Women's Place in the University, Revisited
In 1969, Katharine Graham (A.B. '38) became the first women elected to the Board of Trustees. Nine years later, the University appointed Professor of History Hanna Holborn Gray its tenth president, making her the first woman to serve as president of a major research university in the United States. Concerns about women's place in the University did not subside in the wake of these appointments, however. While some women made the case that University policies disadvantaged women, others were concerned that special consideration for women could interfere with the free marketplace of ideas.
Federal policy including Roe v. Wade and Title IX of the Education Amendments of 1972 established new rights for women in sports, education, and bodily autonomy. A group of Hyde Park women established the Rape Action Group Hotline in 1973, a University Women's Center opened its doors in 1974, and feminist groups on campus multiplied, along with a host of feminist student publications. At the same time, many students and faculty felt that still more work remained to fully incorporate women and feminist theory into the curriculum, the classroom and the faculty-particularly when many other U.S. colleges and research universities had already committed to fostering scholarship and supporting research institutes in the growing field of women's and gender studies.
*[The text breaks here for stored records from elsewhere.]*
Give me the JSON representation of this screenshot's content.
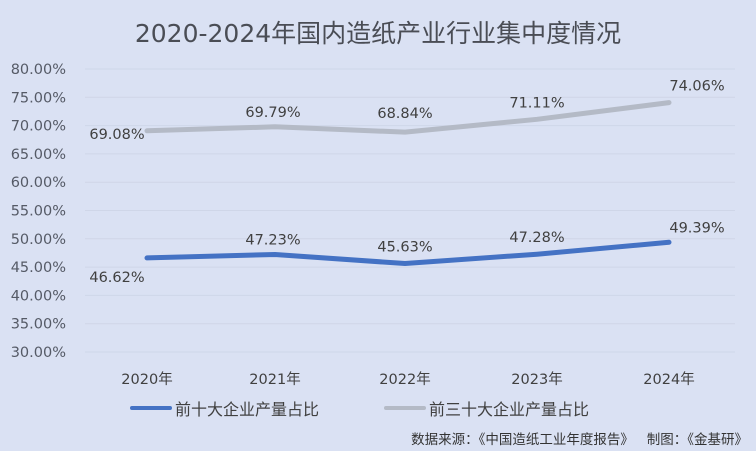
{
  "title": "2020-2024年国内造纸产业行业集中度情况",
  "legend": {
    "series0": "前十大企业产量占比",
    "series1": "前三十大企业产量占比"
  },
  "source": "数据来源：《中国造纸工业年度报告》   制图：《金基研》",
  "colors": {
    "background": "#dae1f3",
    "series0": "#4472c4",
    "series1": "#b4bac6",
    "grid": "#cfd6e8"
  },
  "chart_data": {
    "type": "line",
    "title": "2020-2024年国内造纸产业行业集中度情况",
    "categories": [
      "2020年",
      "2021年",
      "2022年",
      "2023年",
      "2024年"
    ],
    "series": [
      {
        "name": "前十大企业产量占比",
        "values": [
          46.62,
          47.23,
          45.63,
          47.28,
          49.39
        ],
        "labels": [
          "46.62%",
          "47.23%",
          "45.63%",
          "47.28%",
          "49.39%"
        ],
        "color": "#4472c4"
      },
      {
        "name": "前三十大企业产量占比",
        "values": [
          69.08,
          69.79,
          68.84,
          71.11,
          74.06
        ],
        "labels": [
          "69.08%",
          "69.79%",
          "68.84%",
          "71.11%",
          "74.06%"
        ],
        "color": "#b4bac6"
      }
    ],
    "yticks": [
      "80.00%",
      "75.00%",
      "70.00%",
      "65.00%",
      "60.00%",
      "55.00%",
      "50.00%",
      "45.00%",
      "40.00%",
      "35.00%",
      "30.00%"
    ],
    "xlabel": "",
    "ylabel": "",
    "ylim": [
      30,
      80
    ],
    "grid": true,
    "legend_position": "bottom"
  }
}
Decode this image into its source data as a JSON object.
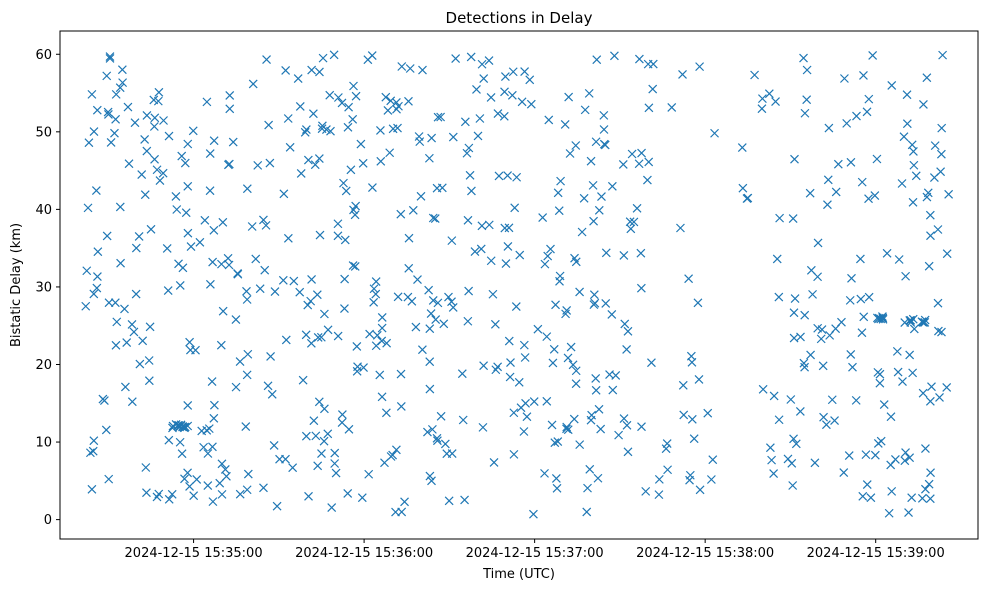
{
  "chart_data": {
    "type": "scatter",
    "title": "Detections in Delay",
    "xlabel": "Time (UTC)",
    "ylabel": "Bistatic Delay (km)",
    "x_is_time": true,
    "x_start": "2024-12-15 15:34:22",
    "x_end": "2024-12-15 15:39:26",
    "xlim": [
      "2024-12-15 15:34:13",
      "2024-12-15 15:39:36"
    ],
    "ylim": [
      -2.5,
      63
    ],
    "xticks": [
      "2024-12-15 15:35:00",
      "2024-12-15 15:36:00",
      "2024-12-15 15:37:00",
      "2024-12-15 15:38:00",
      "2024-12-15 15:39:00"
    ],
    "yticks": [
      0,
      10,
      20,
      30,
      40,
      50,
      60
    ],
    "marker": "x",
    "color": "#1f77b4",
    "grid": false,
    "legend": "none",
    "y_range": [
      0.5,
      60
    ],
    "point_count": 700
  }
}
After a decade of campus organizing in the 1980s, faculty in the Humanities and Social Sciences Divisions-led by Leora Auslander (History), Lauren Berlant (English), and Elizabeth Helsinger (English and Art History)-established the Center for Gender Studies (CGS) in 1996. In its first year, CGS boasted fifty-five affiliated faculty members and outlined ambitious plans for curriculum, programming and fundraising. In 1997, the College approved the undergraduate concentration in Gender Studies.